Sol 18 – Quand l’exploration spatiale invite la philosophie à sa table
« “Il est bon de renouveler son émerveillement”, dit le philosophe. “Le vol spatial a fait de nous des enfants à nouveau. ” »
Les Chroniques Martiennes, Ray Bradbury
« Alexandre pour le Hab, je suis arrivé à l’Observatoire. »
Quand j’ai entendu ce message à la radio ce matin, je l’ai instantanément noté sur mon carnet, pour la simple raison que j’étais heureuse pour Alexandre. Le Soleil brillait, il allait pouvoir passer du temps à l’observatoire solaire pour enregistrer des images de notre étoile, et planifier ses observations nocturnes.

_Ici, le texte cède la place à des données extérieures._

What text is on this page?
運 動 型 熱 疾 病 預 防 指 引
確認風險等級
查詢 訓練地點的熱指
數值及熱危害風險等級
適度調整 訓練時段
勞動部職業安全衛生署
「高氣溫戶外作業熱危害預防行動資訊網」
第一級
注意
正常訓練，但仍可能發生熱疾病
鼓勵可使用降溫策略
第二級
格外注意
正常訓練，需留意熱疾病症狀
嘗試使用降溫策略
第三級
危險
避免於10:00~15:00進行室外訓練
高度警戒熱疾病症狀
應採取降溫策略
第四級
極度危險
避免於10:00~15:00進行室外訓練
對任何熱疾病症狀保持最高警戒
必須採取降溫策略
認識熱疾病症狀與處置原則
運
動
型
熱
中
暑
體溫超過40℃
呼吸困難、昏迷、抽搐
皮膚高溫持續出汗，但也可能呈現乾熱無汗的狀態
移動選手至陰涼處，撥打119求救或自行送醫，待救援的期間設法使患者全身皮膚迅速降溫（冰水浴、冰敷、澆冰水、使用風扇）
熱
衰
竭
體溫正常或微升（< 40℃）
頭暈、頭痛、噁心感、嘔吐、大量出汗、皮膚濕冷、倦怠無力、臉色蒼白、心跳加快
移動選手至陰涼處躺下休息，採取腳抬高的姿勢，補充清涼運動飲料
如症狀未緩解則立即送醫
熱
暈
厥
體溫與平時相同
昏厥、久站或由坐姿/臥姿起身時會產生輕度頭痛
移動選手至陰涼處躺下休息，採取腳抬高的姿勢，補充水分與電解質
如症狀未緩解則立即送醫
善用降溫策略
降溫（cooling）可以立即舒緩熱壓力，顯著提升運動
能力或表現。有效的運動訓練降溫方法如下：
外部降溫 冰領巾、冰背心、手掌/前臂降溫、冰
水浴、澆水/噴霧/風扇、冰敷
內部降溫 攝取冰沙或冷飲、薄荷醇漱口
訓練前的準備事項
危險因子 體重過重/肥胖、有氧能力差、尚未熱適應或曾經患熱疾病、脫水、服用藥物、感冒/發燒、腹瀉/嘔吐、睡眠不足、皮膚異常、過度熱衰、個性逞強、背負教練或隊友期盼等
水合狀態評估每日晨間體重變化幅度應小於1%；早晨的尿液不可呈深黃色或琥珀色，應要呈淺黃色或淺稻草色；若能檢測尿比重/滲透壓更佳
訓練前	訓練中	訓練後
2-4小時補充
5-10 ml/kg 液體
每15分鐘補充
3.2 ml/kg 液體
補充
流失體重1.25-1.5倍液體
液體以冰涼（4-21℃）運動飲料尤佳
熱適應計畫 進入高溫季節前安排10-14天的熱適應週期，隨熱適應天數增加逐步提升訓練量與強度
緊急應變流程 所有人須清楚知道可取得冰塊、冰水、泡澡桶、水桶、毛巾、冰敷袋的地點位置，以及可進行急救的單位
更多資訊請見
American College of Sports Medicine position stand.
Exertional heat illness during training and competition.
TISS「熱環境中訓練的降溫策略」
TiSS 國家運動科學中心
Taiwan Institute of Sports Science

J’étais également heureuse pour Alice et Quentin. Le Soleil brillait, les collines martiennes séchaient : de bon augure pour l’EVA de demain. Puisque l’EVA d’exploration utilisant la carte 3D avait été reportée au Sol 20, Jérémy, Quentin et Alexandre chercheront demain les balises en utilisant la carte 2D.
J’ai commencé à préparer le déjeuner tandis que Jérémy et Corentin « dépouillaient » les résultats de l’analyse Sociomapping réalisée sur la première moitié de la mission. Cette technique permet de littéralement « cartographier » les relations entre les différents membres d’équipage. Grâce à une série de questionnaires auxquels nous répondons plusieurs fois par semaine, une carte est générée par Sociomapping, illustrant comment l’équipage s’organise et comment ses membres communiquent entre eux.

Tandis qu’Alexandre et Jérémy préparaient leurs notes, mémorisant les chemins et les caches des balises pour l’EVA de demain, Quentin fit une découverte : le récepteur de station météo n’avait pas besoin d’être placé à l’extérieur, dans le froid et la pluie ! Placé près du hublot central du Hab, il peut « recevoir » les transmissions des instruments.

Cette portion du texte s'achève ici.